What we're looking for: How many subsets have $6$ as an element but not $7$?
We must choose to include $6$, that gives $1$ choice. We may choose to to include $1$ or not, that gives $2$ choices. We may choose to include $2$ or not, that gives $2$ choices. We may choose to include $3$ or not, that gives $2$ choices. We may choose to include $4$ or not, that gives $2$ choices. We may choose to include $5$ or not, that gives $2$ choices. We must choose not to include $7$, that gives $1$ choice. By the multiplication principle the number subsets with $6$ but not $7$ is:
$$1•2•2•2•2•2•1=2^5$$
Remember how we determined that the number of subsets was 2 to the power of the number of elements.
We did that because for each element, $a$, either $a$ could be in a subset. So the total number of sets was the product of all the choices each of which was 2.

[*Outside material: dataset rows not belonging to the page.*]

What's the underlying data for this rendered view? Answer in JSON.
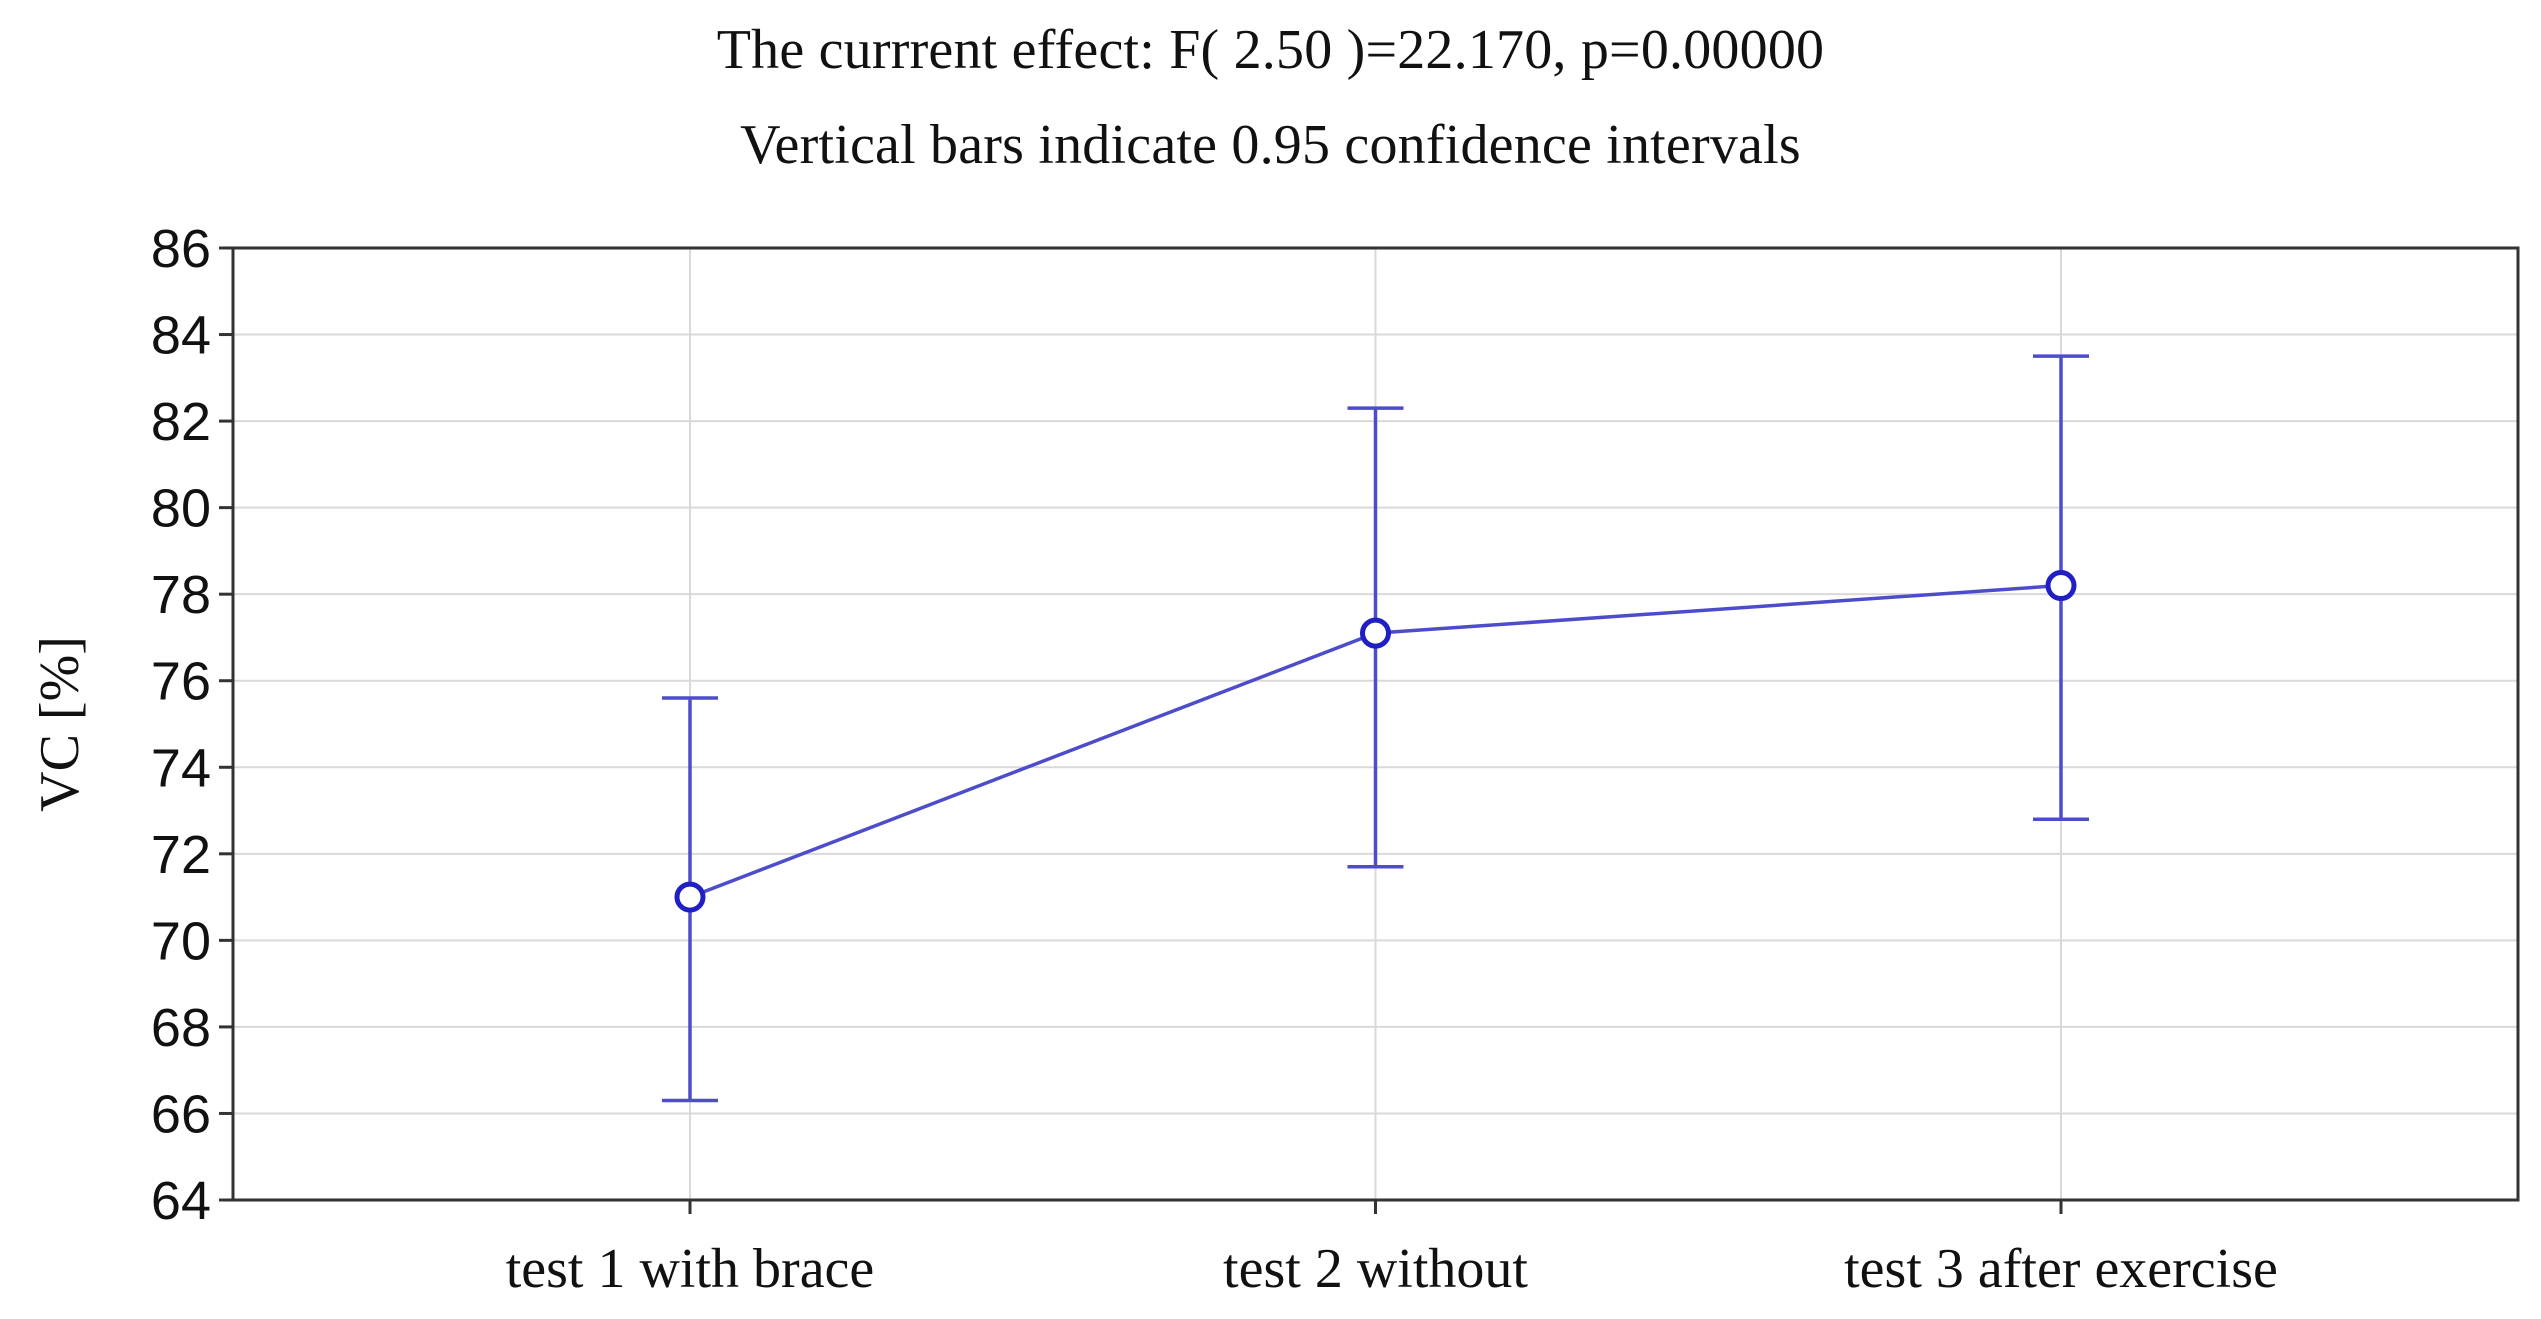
{
  "chart_data": {
    "type": "line",
    "title": "The currrent effect: F( 2.50 )=22.170, p=0.00000",
    "subtitle": "Vertical bars indicate 0.95 confidence intervals",
    "xlabel": "",
    "ylabel": "VC [%]",
    "categories": [
      "test 1 with brace",
      "test 2 without",
      "test 3 after exercise"
    ],
    "series": [
      {
        "values": [
          71.0,
          77.1,
          78.2
        ],
        "ci_lower": [
          66.3,
          71.7,
          72.8
        ],
        "ci_upper": [
          75.6,
          82.3,
          83.5
        ]
      }
    ],
    "ylim": [
      64,
      86
    ],
    "yticks": [
      64,
      66,
      68,
      70,
      72,
      74,
      76,
      78,
      80,
      82,
      84,
      86
    ],
    "grid": true,
    "legend": "none",
    "colors": {
      "series": "#4d4dcc",
      "marker": "#1f1fc4",
      "grid": "#d9d9d9",
      "axis": "#333333"
    }
  }
}
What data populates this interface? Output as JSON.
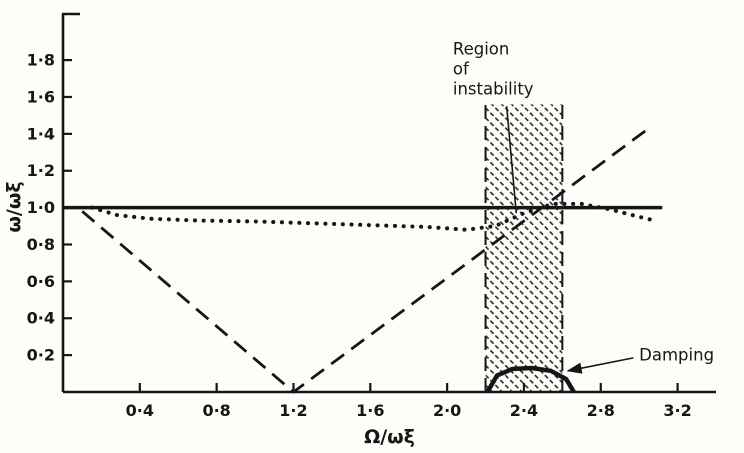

This is the same. Either 1 is in a subset or not. That 2 choices. Either 2 is in the subset or not. That's $2*2$ choice. Keep it up EXCEPT notice $6$ must be in the subset so that is only $1$ choice and $7$ must not be in the set so that's only one set.
So the number of sets is $2*2....*2*1*1$ which is what.
....
Or
....
Don't eliminate the sets one at a time. Remove ALL the subsets that do not have $6$ in them. How many do not have $6$. Remove ALL the subsets that do have $7$. How many is that? Then to avoid double counting add back the ones that had $6$ and didn't have $7$. How many is that?
....
Or
....
Figure 1/2 of the 128 have 6 and half do not. That only leaves half of them acceptable. Then half of those have 7 and half to not. That leaves only half of those acceptable.
....
Or
....
No set has $7$. So all the elements are taken from {$1,2,3,4,5,6$}.
All sets have $6$. So all elements that aren't $6$ are taken from {$1,2,3,4,5$} and $6$ is always added to it.
There are $2^5$ subsets of {$1,2,3,4,5$} and we are only taking those and sticking a $6$ into them. There are $2^5$ such sets.